There are two basic types of respirators: air-purifying and air-supplying. Air-purifying respirators remove harmful contaminants from the air and should not be used in an oxygen-deficient environment or in any other condition that is immediately dangerous to life and health (IDLH). Air-purifying respirators range from simple disposable masks to more sophisticated positive-pressure, blower-operated respirators.

Air-purifying filters and cartridges have a limited lifespan and must be changed frequently. Dust filters should be changed when breathing becomes difficult due to clogging of filter pores by dust particles. Chemical cartridges/canisters should be changed before the chemical absorbent is used up, and this should be done under the guidance of a qualified person, such as an industrial hygienist.

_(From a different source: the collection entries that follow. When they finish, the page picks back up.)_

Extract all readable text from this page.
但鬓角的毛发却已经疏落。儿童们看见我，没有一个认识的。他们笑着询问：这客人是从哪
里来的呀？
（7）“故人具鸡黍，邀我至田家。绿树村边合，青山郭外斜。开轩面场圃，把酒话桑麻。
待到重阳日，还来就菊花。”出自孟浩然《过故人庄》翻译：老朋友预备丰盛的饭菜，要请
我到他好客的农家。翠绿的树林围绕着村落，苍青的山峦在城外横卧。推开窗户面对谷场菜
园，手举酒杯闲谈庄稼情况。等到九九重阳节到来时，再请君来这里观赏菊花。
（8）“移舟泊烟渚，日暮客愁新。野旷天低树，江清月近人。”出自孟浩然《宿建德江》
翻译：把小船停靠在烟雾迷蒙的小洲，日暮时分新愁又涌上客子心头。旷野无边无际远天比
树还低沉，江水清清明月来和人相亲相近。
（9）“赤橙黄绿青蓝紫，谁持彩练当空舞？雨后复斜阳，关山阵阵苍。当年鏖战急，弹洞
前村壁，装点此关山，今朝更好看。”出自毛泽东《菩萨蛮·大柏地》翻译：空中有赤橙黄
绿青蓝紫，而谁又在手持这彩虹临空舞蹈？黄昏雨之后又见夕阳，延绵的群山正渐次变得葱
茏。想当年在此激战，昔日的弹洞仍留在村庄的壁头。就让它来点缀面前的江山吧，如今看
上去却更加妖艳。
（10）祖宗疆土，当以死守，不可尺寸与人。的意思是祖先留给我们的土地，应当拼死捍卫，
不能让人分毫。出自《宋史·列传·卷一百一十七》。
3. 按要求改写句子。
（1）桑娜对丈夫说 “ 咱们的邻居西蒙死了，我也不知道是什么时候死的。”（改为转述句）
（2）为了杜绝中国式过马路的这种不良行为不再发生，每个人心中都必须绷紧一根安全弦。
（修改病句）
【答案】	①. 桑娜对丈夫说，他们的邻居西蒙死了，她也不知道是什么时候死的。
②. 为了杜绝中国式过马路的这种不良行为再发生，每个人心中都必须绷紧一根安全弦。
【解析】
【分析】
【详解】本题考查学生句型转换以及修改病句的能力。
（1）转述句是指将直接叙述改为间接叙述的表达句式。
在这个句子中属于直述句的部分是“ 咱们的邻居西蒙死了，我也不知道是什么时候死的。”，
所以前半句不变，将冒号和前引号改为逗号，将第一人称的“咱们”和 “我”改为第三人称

Air-supplied respirators provide air from a clean source outside the work area or from a compressed air cylinder. They are used in IDLH environments and for substances with poor warning properties. Examples of air-supplied respirators include airline units, self-contained breathing apparatus (SCBA) and complete air-supplied suits.

For more information about choosing respirators and their use, visit NIOSH's Web site at www.cdc.gov/niosh/respinfo.html. You will find a certified equipment list, which is a database of NIOSH-certified respirators and coal mine dust personal sampler units, as well as the publications "NIOSH Guide to Industrial Respirator Protection," "Medical Aspects of Wearing a Respirator" and "NIOSH Respirator User Notices."


Respiratory Protection Programs: What OSHA says

In 29 CFR Part 1910.134, OSHA states that:

"In any workplace where respirators are necessary to protect the health of the employee or whenever respirators are required by the employer, the employer shall establish and implement a written respiratory protection program with worksite-specific procedures. The program shall be updated as necessary to reflect those changes in workplace conditions that affect respirator use."

Requirements for respirator use require employers to include the following provisions in their respiratory protection program:

  • 1910.134(c)(1)(i) Procedures for selecting respirators for use in the workplace;
  • 1910.134(c)(1)(ii) Medical evaluations of employees required to use respirators;
  • 1910.134(c)(1)(iii) Fit-testing procedures for tight-fitting respirators;
  • 1910.134(c)(1)(iv) Procedures for proper use of respirators in routine and reasonably foreseeable emergency situations;
  • 1910.134(c)(1)(v) Procedures and schedules for cleaning, disinfecting, storing, inspecting, repairing, discarding and otherwise maintaining respirators;
  • 1910.134(c)(1)(vi) Procedures to ensure adequate air quality, quantity and flow of breathing air for atmosphere-supplying respirators;
  • 1910.134(c)(1)(vii) Training of employees in the respiratory hazards to which they are potentially exposed during routine and emergency situations;
  • 1910.134(c)(1)(viii) Training of employees in the proper use of respirators, including putting on and removing them, any limitations on their use and their maintenance; and
  • 1910.134(c)(1)(ix) Procedures for regularly evaluating the effectiveness of the program.